Tadeusz Borowski-Beszta 91-letni lekarz zaangażowany w opiekę nad terminalnie chorymi, który całe swoje życie poświęcił trosce o drugiego człowieka, współtwórca i wieloletni prowadzący pierwszego hospicjum w Polsce odebrał akt nadania honorowego obywatelstwa Białegostoku.
Uchwałę o przyznaniu Tadeuszowi Borowskiemu-Beszcie tytułu honorowego obywatela Białegostoku przyjęła w październiku jednogłośnie rada miasta. Inicjatorem był prezydent miasta Tadeusz Truskolaski.
Uroczystość wręczenia aktu nadania tego tytułu odbyła się 3 grudnnia wieczorem w Auli Magna pałacu Branickich podczas uroczystej sesji rady. Wzięły w niej udział m.in. władze Białegostoku, radni, wojewoda podlaski, marszałek województwa podlaskiego i rektorzy uczelni.
Doktor nauk medycznych, specjalista psychiatrii klinicznej Tadeusz Borowski-Beszta urodził się w podbiałostockich Łapach w 1934 r. Przez wiele lat pracował m.in. w szpitalu psychiatrycznym w Choroszczy. Współtworzył ośrodek Monaru w Zaczerlanach i oddział dla uzależnionych w choroszczańskim szpitalu.
Współtwórca i wieloletni prowadzący pierwszego hospicjum w Polsce
W uzasadnieniu do uchwały o nadaniu mu honorowego obywatelstwa napisano, iż na szczególne podkreślenie zasługuje jego działalność jako współtwórcy i wieloletniego prowadzącego białostockie hospicjum Dom Opatrzności Bożej, które funkcjonuje stacjonarnie od 1992 r. Wówczas było pierwszą taką placówką w Polsce. Szacunki mówią o ponad 25 tys. przyjętych od tego czasu chorych w hospicjum domowym i stacjonarnym, wspiera też ono ich rodziny.
Za swoją działalność otrzymał odznaczenia państwowe, watykański Krzyż „Pro Ecclesia et Pontifice” (Dla Papieża i Kościoła) oraz honorowe wyróżnienie prezydenta Miasta Białegostoku „Urbi Meritus – Zasłużony Miastu”, został też wyróżniony przez IPN nagrodą honorową Świadek Historii.

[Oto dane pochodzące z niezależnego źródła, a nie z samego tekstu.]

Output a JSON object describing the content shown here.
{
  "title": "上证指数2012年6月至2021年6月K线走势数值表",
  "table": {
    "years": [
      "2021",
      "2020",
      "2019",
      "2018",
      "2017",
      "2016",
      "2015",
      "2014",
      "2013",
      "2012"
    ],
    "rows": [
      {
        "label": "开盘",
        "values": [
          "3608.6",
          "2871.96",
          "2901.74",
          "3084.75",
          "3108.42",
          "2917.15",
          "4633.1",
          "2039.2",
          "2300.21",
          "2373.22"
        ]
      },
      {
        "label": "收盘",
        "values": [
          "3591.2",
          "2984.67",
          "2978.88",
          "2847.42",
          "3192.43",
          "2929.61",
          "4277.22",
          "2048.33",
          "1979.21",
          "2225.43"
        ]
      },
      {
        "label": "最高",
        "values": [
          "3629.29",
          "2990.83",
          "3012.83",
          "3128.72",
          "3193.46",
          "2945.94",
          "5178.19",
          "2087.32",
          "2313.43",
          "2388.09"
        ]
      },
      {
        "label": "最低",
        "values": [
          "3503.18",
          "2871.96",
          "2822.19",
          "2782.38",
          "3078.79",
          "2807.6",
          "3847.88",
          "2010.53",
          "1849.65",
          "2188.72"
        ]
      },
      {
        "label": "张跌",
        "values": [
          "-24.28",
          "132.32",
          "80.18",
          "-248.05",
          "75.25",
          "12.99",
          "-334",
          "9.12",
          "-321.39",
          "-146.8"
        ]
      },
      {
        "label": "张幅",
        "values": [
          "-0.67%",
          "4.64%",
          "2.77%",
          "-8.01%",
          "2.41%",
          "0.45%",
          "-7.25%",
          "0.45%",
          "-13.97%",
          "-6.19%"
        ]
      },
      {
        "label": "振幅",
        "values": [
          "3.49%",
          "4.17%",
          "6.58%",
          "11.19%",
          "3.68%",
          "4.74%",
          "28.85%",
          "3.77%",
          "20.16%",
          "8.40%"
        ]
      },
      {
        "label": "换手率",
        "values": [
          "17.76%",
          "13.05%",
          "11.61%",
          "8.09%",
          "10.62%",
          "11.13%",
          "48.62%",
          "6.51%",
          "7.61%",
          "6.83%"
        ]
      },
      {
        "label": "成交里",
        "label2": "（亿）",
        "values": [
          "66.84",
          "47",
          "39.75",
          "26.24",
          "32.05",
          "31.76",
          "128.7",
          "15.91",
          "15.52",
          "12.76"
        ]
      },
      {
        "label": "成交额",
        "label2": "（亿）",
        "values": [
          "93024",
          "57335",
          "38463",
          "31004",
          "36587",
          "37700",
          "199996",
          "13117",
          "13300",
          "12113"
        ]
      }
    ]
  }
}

Poświęcił całe życie trosce o drugiego człowieka
– Lekarz, działacz społeczny, ale przede wszystkim człowiek, który całe swoje życie poświęcił trosce o drugiego człowieka – mówiła o nim przewodnicząca Rady Miasta Białegostoku Katarzyna Jamróz.
Mówiła, iż hospicjum to dla Białegostoku „instytucja absolutnie wyjątkowa, miejsce, w którym tysiące ludzi w najtrudniejszych chwilach otrzymały to, co najcenniejsze – opiekę, godność, obecność drugiego człowieka”.

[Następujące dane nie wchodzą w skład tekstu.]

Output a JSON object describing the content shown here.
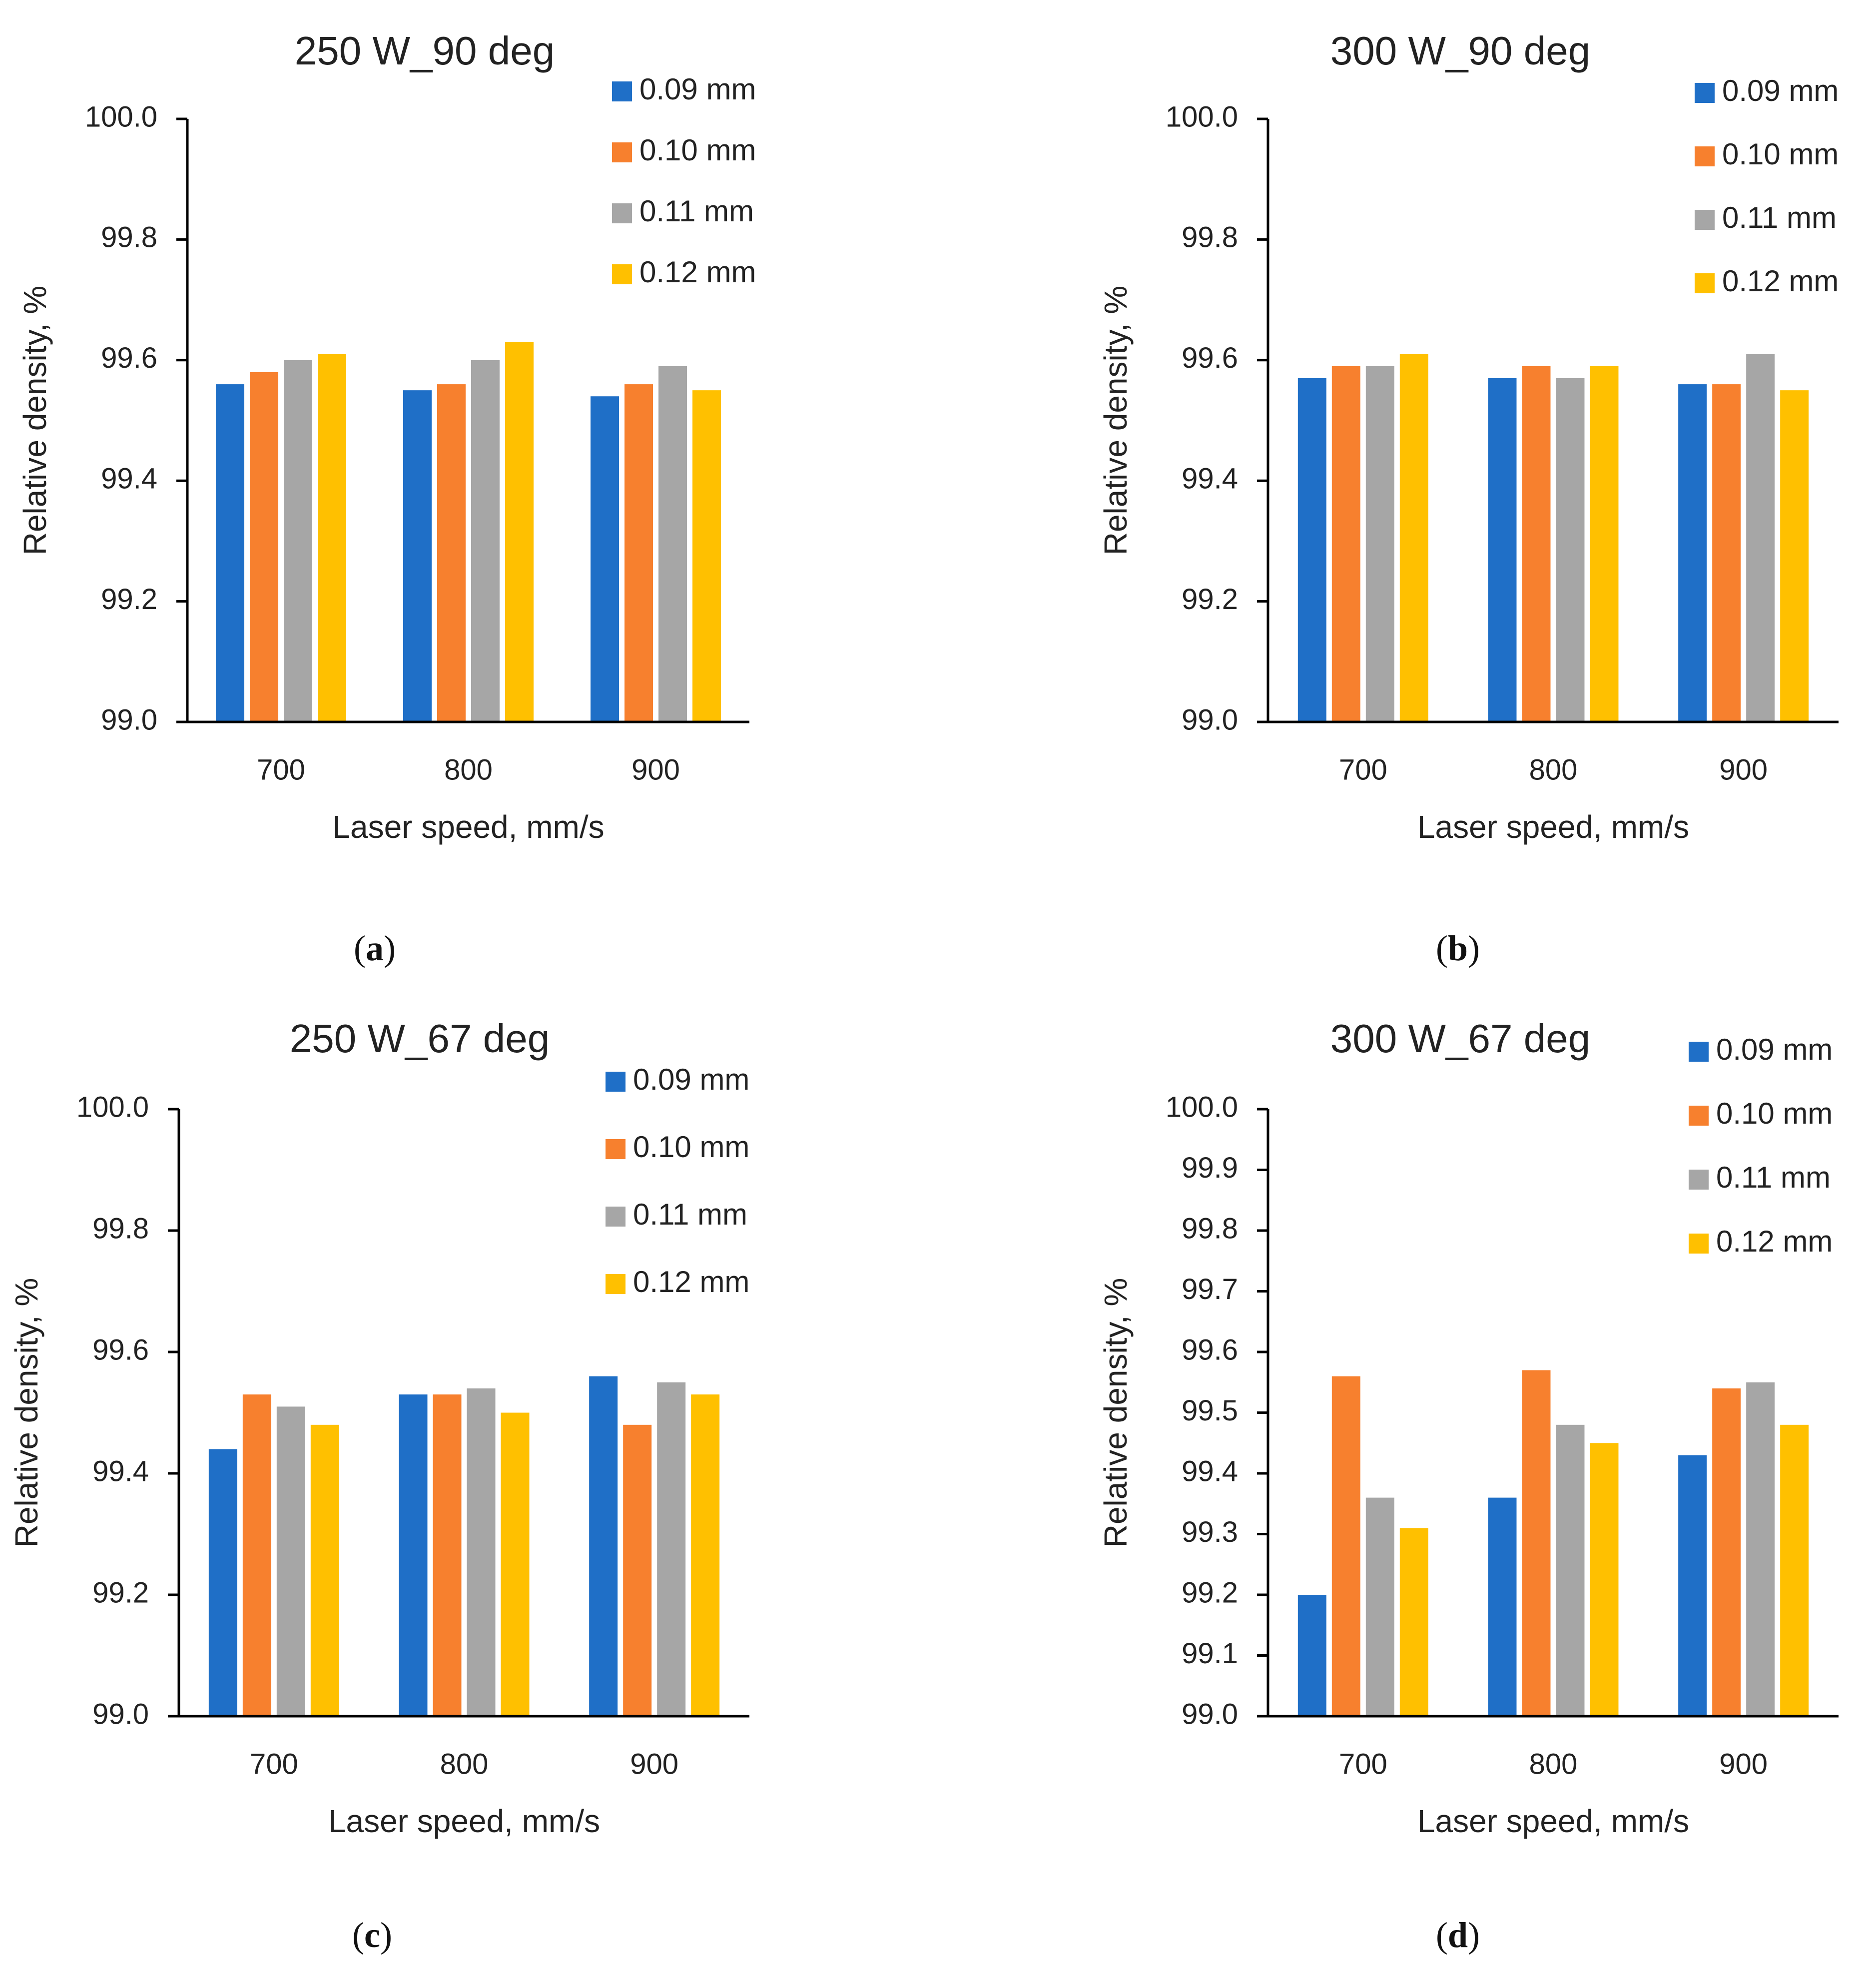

Prezydent miasta Tadeusz Truskolaski również podkreślał, że wyborem i powołaniem Tadeusza Borowskiego-Beszty stało się wsparcie ludzi śmiertelnie chorych „w ich najtrudniejszej drodze i pomoc dla ich rodzin”.
Nowy honorowy obywatel Białegostoku mówił przede wszystkim o idei działalności hospicyjnej, wspominał, jak stacjonarna placówka, poprzedzona działalnością tzw. hospicjum domowego, powstawała. Dziękował wszystkim osobom, które tworzyły hospicjum.
Każdy z nas może potrzebować życzliwej pomocy
– To wyróżnienie jest uznaniem dla wielu dziesiątek, a nawet setek osób, które się do tego włączyły w różny sposób – mówił doktor Borowski-Beszta.
Podkreślał, iż Białystok jest uznawany za miasto najbezpieczniejsze w Polsce i apelował, by był również takim pod względem zabezpieczenia opieki osobom chorym, które potrzebują jej trwale.
– Osób w podeszłym wieku będzie przybywało, każdy z nas może znaleźć się w sytuacji, iż będzie potrzebował tej życzliwej pomocy – podkreślał.
Zwracał uwagę, iż działalność hospicjów odciąża służbę zdrowia. Zachęcał do życzliwości i służby – jak to ujął – „jeden drugiemu”.